## Mathematics## Seminar |

## Rocky Mountain Algebraic Combinatorics Seminar

### Upcoming Seminars Schedule

### Getting to the roots: From X-ray crystallography to factoring polynomials

Bernhard Bodmann

University of Houston

This talk concerns a problem in non-linear signal reconstruction which has a long history, unsolved problems and many modern applications: signal recovery from intensity measurements. A notorious example is X-ray crystallography, the determination of a function from the magnitude of its Fourier transform. After a brief overview of the history of this inverse problem, we study a toy model, determining a complex polynomial from its magnitudes on the unit circle. This simple problem already exhibits the main difficulties that need to be overcome in X-ray crystallography and points to methods from harmonic analysis and real algebraic geometry that resolve the underdetermined nature of intensity measurements. The talk will conclude with an alternative to a construction by Cynthia Vinzant, addressing the minimal number of quantities that are needed for recovery in the cubic case, and an open problem.

### Spikes, Graphs and Modulations: Phase Retrieval for Finitely-Supported Complex Measures

Bernhard Bodmann

University of Houston

This talk continues the discussion of mathematical models for X-ray crystallography. Here, we consider the task of recovering a finitely supported complex measure from observing the magnitude of its Fourier transform or the magnitude of differences of its Fourier transform at several locations. Following a strategy by Alexeev and others, the structure of the locations used for these intensity measurements is encoded in a graph.
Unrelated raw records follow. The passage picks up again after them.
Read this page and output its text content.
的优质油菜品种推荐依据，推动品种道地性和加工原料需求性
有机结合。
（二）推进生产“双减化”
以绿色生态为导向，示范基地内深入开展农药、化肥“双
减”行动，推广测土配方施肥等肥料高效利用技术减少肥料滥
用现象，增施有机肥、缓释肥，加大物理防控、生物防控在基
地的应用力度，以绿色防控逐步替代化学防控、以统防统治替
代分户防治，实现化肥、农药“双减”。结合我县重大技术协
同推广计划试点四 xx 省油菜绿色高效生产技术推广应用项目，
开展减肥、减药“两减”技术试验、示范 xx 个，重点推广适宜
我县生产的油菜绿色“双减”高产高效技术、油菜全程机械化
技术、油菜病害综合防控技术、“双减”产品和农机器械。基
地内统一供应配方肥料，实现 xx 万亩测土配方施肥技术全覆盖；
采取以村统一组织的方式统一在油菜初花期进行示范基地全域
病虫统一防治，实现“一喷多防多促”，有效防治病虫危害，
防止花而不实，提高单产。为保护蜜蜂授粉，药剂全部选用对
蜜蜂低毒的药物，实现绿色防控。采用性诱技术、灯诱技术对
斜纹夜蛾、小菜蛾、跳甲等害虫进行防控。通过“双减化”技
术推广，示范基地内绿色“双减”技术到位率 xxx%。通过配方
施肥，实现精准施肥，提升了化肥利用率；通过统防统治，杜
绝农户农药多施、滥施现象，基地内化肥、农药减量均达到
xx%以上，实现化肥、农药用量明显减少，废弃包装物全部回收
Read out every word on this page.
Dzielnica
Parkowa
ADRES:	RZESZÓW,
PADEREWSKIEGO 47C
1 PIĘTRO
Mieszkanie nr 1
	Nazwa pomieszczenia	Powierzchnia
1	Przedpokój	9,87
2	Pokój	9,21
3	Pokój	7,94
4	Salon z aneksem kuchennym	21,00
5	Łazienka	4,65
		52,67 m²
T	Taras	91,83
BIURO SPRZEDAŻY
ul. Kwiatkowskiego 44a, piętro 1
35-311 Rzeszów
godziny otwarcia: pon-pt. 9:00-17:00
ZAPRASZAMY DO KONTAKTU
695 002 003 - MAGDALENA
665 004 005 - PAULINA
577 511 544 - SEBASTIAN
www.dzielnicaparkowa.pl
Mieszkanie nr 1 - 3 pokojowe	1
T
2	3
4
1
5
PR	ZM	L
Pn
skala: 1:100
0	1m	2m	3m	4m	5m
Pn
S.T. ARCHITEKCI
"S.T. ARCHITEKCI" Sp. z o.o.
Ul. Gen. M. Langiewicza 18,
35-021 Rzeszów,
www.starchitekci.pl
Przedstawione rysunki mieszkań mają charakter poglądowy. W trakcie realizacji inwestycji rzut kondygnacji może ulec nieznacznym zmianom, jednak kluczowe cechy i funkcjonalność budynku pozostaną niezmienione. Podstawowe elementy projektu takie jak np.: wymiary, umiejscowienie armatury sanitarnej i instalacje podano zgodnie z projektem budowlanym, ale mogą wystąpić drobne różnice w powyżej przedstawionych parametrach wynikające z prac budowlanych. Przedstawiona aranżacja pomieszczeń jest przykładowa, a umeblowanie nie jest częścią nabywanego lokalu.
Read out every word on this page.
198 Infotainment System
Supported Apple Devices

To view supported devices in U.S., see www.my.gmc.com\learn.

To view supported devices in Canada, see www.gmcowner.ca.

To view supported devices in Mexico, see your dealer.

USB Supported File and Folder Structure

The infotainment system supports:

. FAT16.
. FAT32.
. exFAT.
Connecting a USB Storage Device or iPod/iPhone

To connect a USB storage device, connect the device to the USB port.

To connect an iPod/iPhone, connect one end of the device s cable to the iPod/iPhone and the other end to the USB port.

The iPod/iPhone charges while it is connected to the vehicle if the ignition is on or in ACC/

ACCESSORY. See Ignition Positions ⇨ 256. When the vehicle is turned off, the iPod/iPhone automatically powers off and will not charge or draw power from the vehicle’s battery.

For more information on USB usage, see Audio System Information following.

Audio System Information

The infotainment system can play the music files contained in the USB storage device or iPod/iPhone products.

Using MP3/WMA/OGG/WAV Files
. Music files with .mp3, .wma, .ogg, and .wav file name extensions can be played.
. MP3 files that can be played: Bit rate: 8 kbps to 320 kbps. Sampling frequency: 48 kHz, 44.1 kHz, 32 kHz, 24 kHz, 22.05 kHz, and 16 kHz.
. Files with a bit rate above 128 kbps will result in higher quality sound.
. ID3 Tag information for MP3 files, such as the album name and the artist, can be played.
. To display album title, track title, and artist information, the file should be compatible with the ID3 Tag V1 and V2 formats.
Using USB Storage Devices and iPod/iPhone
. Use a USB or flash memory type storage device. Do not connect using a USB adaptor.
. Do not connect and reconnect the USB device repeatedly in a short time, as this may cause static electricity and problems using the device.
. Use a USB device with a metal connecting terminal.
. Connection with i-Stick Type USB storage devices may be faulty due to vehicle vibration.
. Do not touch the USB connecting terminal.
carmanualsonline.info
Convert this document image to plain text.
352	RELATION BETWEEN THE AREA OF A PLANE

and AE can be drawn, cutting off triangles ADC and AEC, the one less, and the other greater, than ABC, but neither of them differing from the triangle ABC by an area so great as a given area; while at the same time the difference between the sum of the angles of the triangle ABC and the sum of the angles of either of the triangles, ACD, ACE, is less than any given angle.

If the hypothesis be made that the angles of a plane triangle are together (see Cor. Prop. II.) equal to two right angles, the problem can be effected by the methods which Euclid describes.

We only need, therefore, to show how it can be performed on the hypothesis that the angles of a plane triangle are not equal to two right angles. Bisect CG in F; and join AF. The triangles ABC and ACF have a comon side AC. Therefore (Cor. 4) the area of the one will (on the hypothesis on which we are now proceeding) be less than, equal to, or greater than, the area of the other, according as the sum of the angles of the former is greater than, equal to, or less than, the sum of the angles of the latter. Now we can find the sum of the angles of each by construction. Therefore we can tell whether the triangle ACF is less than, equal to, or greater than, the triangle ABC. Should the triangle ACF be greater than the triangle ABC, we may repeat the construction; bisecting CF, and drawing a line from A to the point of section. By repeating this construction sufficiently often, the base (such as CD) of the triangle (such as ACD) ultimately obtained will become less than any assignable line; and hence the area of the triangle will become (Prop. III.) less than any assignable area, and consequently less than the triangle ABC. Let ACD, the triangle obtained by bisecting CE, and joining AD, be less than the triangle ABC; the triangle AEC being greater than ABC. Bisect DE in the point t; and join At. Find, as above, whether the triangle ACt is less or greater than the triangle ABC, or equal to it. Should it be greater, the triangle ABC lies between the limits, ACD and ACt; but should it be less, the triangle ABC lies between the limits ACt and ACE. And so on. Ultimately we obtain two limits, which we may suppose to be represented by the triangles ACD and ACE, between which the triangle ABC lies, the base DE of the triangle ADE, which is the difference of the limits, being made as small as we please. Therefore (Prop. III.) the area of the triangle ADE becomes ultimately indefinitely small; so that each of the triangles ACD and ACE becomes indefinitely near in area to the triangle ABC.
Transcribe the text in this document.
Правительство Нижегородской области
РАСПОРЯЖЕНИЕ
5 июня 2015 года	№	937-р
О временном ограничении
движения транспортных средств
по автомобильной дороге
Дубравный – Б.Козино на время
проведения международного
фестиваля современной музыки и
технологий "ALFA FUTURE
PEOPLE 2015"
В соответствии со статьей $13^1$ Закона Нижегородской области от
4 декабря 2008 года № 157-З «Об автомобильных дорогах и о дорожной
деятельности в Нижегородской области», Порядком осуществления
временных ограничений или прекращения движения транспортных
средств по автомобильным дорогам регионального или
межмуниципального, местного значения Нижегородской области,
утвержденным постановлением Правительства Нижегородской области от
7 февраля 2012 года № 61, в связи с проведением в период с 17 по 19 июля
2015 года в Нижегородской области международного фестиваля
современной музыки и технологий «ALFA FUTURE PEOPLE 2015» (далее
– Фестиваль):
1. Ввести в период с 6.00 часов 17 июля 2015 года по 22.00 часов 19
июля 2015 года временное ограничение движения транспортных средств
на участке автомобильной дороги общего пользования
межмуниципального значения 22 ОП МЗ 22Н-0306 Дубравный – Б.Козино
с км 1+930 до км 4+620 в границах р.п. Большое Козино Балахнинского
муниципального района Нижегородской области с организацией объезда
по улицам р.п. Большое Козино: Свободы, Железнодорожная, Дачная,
More precisely, a vertex in the graph represents a magnitude measurement of the Fourier transform at a given frequency, and the edge represents the magnitude of a (modulated) difference between the values of the Fourier transform at two points. We show that a measurement chosen in accordance with a Ramanujan graph of degree at least 3 and a sufficiently large number of vertices is sufficient for identifying the complex measure up to an overall multiplicative constant. The material presented in this talk is joint work with Ahmed Abouserie.

Weber 223

4–6 pm

Friday, August 25, 2023

(Refreshments 3:30–4 pm)

Colorado State University

This is a joint Denver U / UC Boulder / U of Wyoming / CSU seminar that meets biweekly. Anyone interested is welcome to join us at a local restaurant for dinner after the talks.